Where would an error with a sync gateway resync operation be logged?


#1

I am trying to run a resync on my production server but it keeps failing after about an hour by just sending back an empty response to the curl POST _resync request I made. I am using Couchbase Server Enterprise 3.0.2, sync gateway enterprise 1.0.3. I have run resyncs successfully before, and I was able to run the resync on our development database (which is sync gateway 1.1.0) successfully with the same sync gateway config document (only difference is server name in databases config section). The sync-gateway log does not show any error message, but I originally only had HTTP and Access log flags enabled so that the log file would not get too large to open with a text editor. Which flags should I enable to be able to see an error message, or would it log an error with a resync somewhere else? Sync gateway itself runs fine throughout the entire process and is still running normally after the failure.

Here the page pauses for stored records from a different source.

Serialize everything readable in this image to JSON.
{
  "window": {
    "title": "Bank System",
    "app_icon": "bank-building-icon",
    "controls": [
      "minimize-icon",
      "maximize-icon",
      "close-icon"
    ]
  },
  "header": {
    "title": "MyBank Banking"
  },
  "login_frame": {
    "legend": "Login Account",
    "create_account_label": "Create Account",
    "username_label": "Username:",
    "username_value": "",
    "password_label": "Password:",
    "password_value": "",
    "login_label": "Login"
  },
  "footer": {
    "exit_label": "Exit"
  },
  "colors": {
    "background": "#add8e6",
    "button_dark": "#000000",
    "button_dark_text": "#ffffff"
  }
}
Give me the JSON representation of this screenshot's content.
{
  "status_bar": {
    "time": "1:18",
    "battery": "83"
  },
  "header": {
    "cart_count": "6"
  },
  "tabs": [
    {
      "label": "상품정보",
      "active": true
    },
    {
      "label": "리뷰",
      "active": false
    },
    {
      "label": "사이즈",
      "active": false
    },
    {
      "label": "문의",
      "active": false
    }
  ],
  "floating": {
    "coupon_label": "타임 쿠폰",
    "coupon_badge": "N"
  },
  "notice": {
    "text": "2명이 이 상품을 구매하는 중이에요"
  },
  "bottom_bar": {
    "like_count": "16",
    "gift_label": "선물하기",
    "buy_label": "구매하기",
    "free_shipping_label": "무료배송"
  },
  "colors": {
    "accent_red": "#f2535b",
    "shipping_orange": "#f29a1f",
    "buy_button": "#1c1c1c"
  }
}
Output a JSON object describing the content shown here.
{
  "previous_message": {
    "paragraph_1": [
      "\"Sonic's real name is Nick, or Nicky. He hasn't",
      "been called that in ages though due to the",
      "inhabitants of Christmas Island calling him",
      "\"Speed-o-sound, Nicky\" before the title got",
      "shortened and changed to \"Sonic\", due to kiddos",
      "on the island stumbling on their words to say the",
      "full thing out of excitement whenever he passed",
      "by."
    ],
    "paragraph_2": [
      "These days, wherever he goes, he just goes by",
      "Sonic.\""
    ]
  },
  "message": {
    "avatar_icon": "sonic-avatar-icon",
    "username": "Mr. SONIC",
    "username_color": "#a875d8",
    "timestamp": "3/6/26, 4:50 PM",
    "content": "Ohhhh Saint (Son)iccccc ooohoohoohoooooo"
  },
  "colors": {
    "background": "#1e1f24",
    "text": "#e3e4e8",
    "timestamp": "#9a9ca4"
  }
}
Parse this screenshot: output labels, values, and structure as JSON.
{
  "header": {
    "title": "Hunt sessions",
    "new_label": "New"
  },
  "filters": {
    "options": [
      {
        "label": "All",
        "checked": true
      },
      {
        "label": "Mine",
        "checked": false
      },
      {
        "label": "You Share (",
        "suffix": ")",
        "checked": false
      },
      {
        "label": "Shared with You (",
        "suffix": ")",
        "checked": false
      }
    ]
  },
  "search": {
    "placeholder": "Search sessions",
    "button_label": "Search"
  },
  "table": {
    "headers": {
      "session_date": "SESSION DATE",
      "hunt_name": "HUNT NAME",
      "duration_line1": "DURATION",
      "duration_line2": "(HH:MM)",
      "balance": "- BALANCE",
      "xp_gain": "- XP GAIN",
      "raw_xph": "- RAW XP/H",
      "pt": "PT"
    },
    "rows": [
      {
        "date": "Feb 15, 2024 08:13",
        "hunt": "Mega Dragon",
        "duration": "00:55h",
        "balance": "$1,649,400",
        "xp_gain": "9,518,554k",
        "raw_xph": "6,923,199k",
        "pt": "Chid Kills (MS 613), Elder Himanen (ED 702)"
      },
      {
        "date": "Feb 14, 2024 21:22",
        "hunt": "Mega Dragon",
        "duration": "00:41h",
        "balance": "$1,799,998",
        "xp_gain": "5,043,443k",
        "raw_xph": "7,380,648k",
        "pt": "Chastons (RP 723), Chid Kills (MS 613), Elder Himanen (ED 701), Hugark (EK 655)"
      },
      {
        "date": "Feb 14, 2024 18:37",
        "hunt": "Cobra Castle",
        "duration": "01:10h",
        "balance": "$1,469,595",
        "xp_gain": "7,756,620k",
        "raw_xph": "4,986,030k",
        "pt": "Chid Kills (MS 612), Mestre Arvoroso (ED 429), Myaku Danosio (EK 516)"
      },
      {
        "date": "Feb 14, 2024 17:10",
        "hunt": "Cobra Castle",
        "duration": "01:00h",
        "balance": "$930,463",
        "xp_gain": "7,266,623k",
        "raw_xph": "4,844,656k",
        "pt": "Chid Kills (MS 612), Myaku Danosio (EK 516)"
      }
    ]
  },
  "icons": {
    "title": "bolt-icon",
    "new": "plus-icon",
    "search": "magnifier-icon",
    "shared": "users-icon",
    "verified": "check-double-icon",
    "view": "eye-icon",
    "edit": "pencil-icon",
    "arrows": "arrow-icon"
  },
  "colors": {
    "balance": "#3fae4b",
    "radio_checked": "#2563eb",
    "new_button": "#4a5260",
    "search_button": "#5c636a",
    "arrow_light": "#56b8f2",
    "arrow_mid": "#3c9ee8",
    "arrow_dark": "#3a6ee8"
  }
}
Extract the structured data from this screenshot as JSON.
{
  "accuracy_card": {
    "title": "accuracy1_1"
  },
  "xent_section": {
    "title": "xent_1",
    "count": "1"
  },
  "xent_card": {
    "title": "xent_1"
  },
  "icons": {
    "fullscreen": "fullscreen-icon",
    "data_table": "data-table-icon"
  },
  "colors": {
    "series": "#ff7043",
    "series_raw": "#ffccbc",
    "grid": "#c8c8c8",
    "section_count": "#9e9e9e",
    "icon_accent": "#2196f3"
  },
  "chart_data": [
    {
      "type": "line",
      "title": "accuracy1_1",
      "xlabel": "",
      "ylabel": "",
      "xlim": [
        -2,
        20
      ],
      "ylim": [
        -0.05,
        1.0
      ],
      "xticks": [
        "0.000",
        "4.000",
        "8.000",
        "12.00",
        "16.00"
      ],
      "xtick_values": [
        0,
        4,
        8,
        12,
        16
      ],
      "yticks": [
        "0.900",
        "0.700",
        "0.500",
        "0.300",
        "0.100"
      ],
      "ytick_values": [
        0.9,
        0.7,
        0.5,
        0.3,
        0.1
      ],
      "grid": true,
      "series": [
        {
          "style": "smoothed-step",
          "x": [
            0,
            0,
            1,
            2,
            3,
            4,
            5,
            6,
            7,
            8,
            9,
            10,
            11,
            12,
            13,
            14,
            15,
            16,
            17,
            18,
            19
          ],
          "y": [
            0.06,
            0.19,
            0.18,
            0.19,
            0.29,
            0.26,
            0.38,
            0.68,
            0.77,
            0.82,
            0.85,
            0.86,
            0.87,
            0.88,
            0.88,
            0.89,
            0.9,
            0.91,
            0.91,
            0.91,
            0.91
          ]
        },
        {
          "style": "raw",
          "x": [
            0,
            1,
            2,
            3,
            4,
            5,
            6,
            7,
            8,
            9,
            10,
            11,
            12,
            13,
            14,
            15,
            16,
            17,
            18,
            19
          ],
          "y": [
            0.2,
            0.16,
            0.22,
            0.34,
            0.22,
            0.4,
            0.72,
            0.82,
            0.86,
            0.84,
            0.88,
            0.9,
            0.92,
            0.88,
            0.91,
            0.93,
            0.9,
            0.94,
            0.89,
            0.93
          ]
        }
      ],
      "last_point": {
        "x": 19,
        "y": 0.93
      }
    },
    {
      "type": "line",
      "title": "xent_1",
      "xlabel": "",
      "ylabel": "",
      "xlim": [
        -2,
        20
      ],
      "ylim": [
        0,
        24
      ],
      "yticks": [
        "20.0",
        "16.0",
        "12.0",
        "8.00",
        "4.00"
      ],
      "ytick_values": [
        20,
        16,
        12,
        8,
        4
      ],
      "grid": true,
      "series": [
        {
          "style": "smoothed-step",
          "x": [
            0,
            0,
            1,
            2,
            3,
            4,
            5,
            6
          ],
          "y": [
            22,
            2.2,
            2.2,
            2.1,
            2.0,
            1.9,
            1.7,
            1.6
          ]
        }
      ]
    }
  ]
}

I am re-running it now and I can see that it is not using an excessive amount of CPU or RAM while running the resync, but that memory usage is steadily increasing. It started at about 14% of RAM and now it is up to 27% of RAM after running for about 15 minutes. The database being resynced has about 2 million documents in it.

Thanks,
Alex


#2

Update: At about 30 minutes in sync gateway was using 57.3% of RAM, then it crashed the VM and my node went down. Couchbase console reported that the node was using 97% of RAM before it lost connection with the node.


#3

@alexegli

CRUD and CRUD+ log channels are used during a _resync for some code paths, also check that you are not explicitly setting the log level > 1 via the ADMIN REST API /_logging call as that will mask general logging during _resync


#4

@alexegli

This looks like a potential bug, can you create a new ticket on the Sync Gateway github repo.

Andy


#5

This is for sync gateway v1.0.3 though, and I did not have this issue on my server with a similar amount of data running sync gateway v1.1.0. It ran for 6 hours before finishing, though when it did finish it didn’t output the usual {“changes”:127211} response. But it didn’t seem to be leaking memory so I’m going to upgrade our production to sync gateway v1.1.0 and see if that fixes it. If it works on sync gateway v1.1.0 should I still open a bug about v1.0.3?


#6

@alexegli

If SG 1.1.0 works in your environment then there is no need to open a ticket.

Andy


#7

SG 1.1.0 seems to be working for us now. It says it has about 1.1 million documents to change channel access for, and so far it’s been running for 3 hours with steady memory and CPU usage. It’s not even halfway done but so far it’s ok. So I think the memory leak was probably just in sync gateway 1.0.3.